8/30/2010 9:00:00 AM
Apologies to my readers as I’ve been an absent blogger for the last couple of weeks with other work priorities. But it’s exciting that I’ve only been absent a couple of weeks and there is so much to update on regarding entrepreneurship and innovation data! So, I hope to catch up on postings in the coming week.
One of the biggest data releases of the year is a new series from the Bureau of Labor Statistics
. This is an extension of their population Business Employment Dynamics but one that adds more detail on two important measures – business age and survival – into their publically available series. Dive into the data
or read their overview of the release
I plan to spend more time with this data in the next few weeks as it fits nicely into a paper I am writing. For the time being, I looked at the data mostly to see if there was anything that looked really off or significantly different from a similar data release from the Census Bureau
and I am pleased to not have many problems to report. Perhaps the table that I found of most interest employment in surviving establishments. BLS has done an outstanding job of presenting the data in a logical manner so that each cohort of establishments can be followed over time without difficulty. So with this perspective
, it becomes easy to see that on average after more than 15 years, only about a quarter of establishments are surviving but that these establishments have grown in employment over time from an average of 7 to about 17 employees.
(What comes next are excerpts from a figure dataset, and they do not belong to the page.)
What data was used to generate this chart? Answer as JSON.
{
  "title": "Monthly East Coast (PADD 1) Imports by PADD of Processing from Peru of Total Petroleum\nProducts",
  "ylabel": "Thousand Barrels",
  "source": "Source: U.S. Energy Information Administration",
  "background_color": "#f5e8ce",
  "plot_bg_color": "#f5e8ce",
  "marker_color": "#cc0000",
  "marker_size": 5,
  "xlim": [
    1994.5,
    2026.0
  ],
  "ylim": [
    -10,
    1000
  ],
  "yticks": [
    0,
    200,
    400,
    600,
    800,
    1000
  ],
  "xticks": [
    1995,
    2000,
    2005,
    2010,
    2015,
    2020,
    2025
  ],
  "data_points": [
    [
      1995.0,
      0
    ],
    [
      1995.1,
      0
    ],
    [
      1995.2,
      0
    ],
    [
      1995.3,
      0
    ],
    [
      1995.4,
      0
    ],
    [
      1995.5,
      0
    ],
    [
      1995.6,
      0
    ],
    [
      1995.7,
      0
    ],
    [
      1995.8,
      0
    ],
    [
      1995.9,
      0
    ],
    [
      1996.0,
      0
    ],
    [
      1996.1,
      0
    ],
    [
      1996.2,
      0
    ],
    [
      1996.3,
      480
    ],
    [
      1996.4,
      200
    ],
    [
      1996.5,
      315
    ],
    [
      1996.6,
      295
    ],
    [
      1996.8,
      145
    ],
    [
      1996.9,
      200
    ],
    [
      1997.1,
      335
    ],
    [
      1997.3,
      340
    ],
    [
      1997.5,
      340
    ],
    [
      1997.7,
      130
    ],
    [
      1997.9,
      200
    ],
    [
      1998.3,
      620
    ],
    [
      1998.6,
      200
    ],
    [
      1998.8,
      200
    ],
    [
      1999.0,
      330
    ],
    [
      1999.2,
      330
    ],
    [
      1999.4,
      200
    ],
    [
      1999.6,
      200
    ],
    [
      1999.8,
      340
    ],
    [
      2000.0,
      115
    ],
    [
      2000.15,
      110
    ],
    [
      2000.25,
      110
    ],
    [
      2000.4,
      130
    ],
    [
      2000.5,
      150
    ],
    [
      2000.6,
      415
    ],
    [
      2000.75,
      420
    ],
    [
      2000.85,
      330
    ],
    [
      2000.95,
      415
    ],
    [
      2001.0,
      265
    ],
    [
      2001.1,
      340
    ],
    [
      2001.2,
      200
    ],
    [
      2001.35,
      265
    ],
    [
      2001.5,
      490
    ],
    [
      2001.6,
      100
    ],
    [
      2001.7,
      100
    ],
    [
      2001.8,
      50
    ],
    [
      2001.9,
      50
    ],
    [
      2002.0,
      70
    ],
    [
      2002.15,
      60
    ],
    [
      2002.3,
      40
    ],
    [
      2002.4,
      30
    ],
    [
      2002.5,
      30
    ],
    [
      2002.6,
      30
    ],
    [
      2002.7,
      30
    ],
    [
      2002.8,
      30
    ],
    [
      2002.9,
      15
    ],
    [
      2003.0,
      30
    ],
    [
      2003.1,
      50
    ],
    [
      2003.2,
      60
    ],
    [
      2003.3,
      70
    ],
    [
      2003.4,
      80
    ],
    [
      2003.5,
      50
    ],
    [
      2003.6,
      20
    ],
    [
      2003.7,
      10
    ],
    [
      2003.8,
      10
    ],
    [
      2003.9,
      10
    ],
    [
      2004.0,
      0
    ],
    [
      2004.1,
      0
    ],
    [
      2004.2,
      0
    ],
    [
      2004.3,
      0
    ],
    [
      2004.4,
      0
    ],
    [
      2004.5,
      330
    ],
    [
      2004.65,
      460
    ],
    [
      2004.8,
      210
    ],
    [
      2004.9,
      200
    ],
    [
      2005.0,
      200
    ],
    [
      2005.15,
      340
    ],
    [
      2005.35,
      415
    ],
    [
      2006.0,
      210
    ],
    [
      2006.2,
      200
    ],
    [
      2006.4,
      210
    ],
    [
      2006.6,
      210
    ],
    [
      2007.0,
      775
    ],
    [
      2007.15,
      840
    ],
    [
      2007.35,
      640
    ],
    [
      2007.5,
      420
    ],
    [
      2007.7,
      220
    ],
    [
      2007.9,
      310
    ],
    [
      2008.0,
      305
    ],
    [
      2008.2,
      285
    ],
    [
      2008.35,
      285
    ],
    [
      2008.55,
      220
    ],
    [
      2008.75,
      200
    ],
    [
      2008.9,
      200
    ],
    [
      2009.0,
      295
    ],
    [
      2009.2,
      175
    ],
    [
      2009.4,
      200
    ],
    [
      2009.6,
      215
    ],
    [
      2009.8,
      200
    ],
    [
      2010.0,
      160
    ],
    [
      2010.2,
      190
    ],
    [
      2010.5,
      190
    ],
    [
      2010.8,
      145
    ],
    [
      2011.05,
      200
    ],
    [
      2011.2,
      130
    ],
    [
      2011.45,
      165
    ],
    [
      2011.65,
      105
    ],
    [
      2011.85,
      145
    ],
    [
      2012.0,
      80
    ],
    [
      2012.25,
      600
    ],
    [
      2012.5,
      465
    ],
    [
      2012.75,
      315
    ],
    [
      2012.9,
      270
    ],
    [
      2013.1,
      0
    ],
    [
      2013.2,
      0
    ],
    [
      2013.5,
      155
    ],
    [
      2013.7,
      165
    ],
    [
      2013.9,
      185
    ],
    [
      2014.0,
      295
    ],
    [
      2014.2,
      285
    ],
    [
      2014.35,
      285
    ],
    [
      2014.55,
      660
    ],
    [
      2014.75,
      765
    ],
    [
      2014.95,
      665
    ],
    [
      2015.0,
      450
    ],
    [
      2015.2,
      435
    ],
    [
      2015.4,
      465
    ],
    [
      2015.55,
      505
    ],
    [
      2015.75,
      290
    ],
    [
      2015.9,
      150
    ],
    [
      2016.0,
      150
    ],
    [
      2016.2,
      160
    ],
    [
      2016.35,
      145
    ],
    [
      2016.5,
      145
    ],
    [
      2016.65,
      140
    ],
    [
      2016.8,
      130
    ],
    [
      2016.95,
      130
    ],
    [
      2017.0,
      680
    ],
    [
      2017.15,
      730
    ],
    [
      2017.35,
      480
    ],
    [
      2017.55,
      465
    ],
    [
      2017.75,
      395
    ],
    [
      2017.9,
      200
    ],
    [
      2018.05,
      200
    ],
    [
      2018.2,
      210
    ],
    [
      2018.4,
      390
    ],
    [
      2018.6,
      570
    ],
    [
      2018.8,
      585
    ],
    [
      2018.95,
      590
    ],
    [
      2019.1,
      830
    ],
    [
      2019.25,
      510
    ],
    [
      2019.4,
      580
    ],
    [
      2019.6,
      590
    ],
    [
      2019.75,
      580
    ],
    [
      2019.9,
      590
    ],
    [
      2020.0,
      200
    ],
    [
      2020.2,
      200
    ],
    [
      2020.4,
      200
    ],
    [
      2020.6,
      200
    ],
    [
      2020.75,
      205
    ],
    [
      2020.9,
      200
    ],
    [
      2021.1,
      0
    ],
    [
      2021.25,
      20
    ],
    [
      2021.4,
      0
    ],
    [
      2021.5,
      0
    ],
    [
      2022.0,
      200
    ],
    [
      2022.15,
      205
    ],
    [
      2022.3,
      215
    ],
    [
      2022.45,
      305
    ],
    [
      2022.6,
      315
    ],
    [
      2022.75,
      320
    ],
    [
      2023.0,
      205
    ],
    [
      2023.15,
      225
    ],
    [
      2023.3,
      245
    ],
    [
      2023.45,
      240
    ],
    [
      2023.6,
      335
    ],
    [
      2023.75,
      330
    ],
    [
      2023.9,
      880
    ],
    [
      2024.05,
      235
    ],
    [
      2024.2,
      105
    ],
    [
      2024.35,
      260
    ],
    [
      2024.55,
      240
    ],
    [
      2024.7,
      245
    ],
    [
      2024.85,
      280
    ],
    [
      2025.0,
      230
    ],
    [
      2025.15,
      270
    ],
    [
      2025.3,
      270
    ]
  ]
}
The BLS release of this data continues a trend at U.S. statistical agencies to add age as a component of ongoing business measurement and public release. It's a very exciting trend to see continuing and should bring more research in this area. Also of note in the last few weeks on this topic is the publication of a "Who Creates Jobs? Small v.s Large vs. Young"
by Haltiwanger, Jarmin, and Miranda. This is a good overview of why looking at business age as a component of analysis in government data is an important issue when studying job creation.
I should note that this is establishment data – not firm level data – so it doesn’t match perfectly with Census in that regard and will include both new companies and new locations of existing companies.